It is very hard to find numbers on what it really costs for metadata, but here is one from a Netflix job posting. $6 per movie for “original, descriptive movie and TV episode synopses.”
Here are links to a Hacking Netflix blog posting (likely to remain a valid URL) and to the Netflix job posting (guaranteed to succumb to link rot as soon as the opening
The only other published numbers I’ve found are similar, $6.20 to $14.67 per jazz CD depending on the detail in 2003 at the Public Library of Cincinnati and Hamilton County. They were given a collection of 6200 jazz records and were estimating what that gift would cost them. See the article How Much Will It Cost? Making Informed Policy Choices Using Cataloging Standards.
The Netflix numbers are probably closer for an ecommerce or search application. Still, the close agreement in the numbers makes it pretty safe to say “less than $10 per document”.
Remember that the metadata must be updated when the document changes. Maybe “$10 per document per year” is a better number. HP was spending about that much to manage the HP-UX spec (man pages) about ten years ago. That covered all activities, not just metadata.
The Netflix job posting is for six openings, each with a six week duration.
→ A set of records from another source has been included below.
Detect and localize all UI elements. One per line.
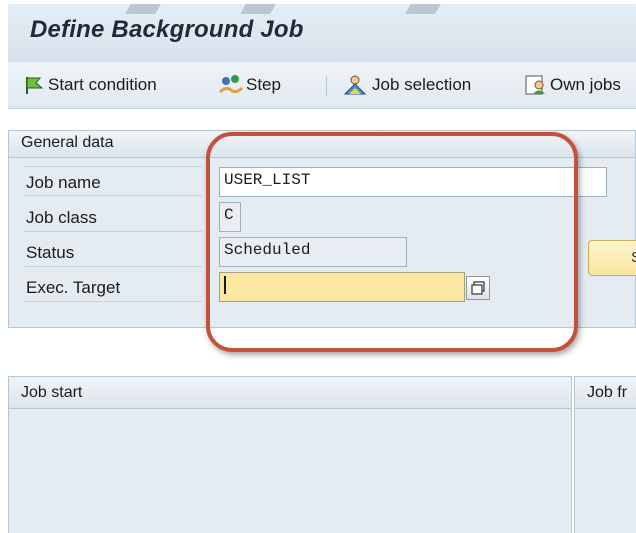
start-condition-label: Start condition <box>48 75 157 94</box>
step-icon <box>218 75 244 94</box>
job-class-input[interactable]: C <box>219 202 241 232</box>
job-start-panel: Job start <box>8 376 572 533</box>
step-button[interactable]: Step <box>218 72 281 98</box>
title-bar: Define Background Job <box>8 4 636 62</box>
exec-target-label: Exec. Target <box>24 272 202 302</box>
value-help-icon <box>471 281 485 295</box>
status-field: Scheduled <box>219 237 407 267</box>
own-jobs-icon <box>525 75 545 95</box>
job-selection-button[interactable]: Job selection <box>342 72 471 98</box>
start-condition-button[interactable]: Start condition <box>24 72 157 98</box>
job-selection-icon <box>343 75 367 95</box>
job-frequency-header: Job fr <box>575 377 636 409</box>
status-label: Status <box>24 237 202 267</box>
start-condition-flag-icon <box>26 77 44 94</box>
general-data-title: General data <box>21 134 114 151</box>
spool-list-recipient-button[interactable]: S <box>588 240 636 276</box>
text-cursor <box>224 276 226 294</box>
job-class-label: Job class <box>24 202 202 232</box>
job-frequency-title: Job fr <box>587 384 628 401</box>
own-jobs-button[interactable]: Own jobs <box>524 72 621 98</box>
title-decoration <box>125 4 161 14</box>
job-frequency-panel: Job fr <box>574 376 636 533</box>
own-jobs-label: Own jobs <box>550 75 621 94</box>
job-start-header: Job start <box>9 377 571 409</box>
title-decoration <box>405 4 441 14</box>
job-selection-label: Job selection <box>372 75 472 94</box>
application-toolbar: Start condition Step Job selection Own j… <box>8 62 636 109</box>
title-decoration <box>240 4 276 14</box>
job-start-title: Job start <box>21 384 83 401</box>
sap-define-background-job-screen: Define Background Job Start condition St… <box>0 0 636 533</box>
exec-target-input[interactable] <box>219 272 465 302</box>
exec-target-value-help-button[interactable] <box>466 276 490 300</box>
toolbar-separator <box>326 76 327 96</box>
page-title: Define Background Job <box>30 16 304 43</box>
general-data-header: General data <box>9 131 635 158</box>
job-name-input[interactable]: USER_LIST <box>219 167 607 197</box>
job-name-label: Job name <box>24 166 202 196</box>
step-label: Step <box>246 75 281 94</box>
That sounds like a lot of work, but if I assume each writer does three synopses per hour (seems very fast for finished work), that is still only 4300 movies. Metadata is very, very expensive.
I have a couple of other stories without dollars, but still instructive.
One publishing company needed to digitize their back content and planned to start a division in the Philippines with 3000 employees to get it done. They found a different way.
I was consulting with a telecom company, and the CEO asked for metadata on every page in their intranet. They had 4M documents.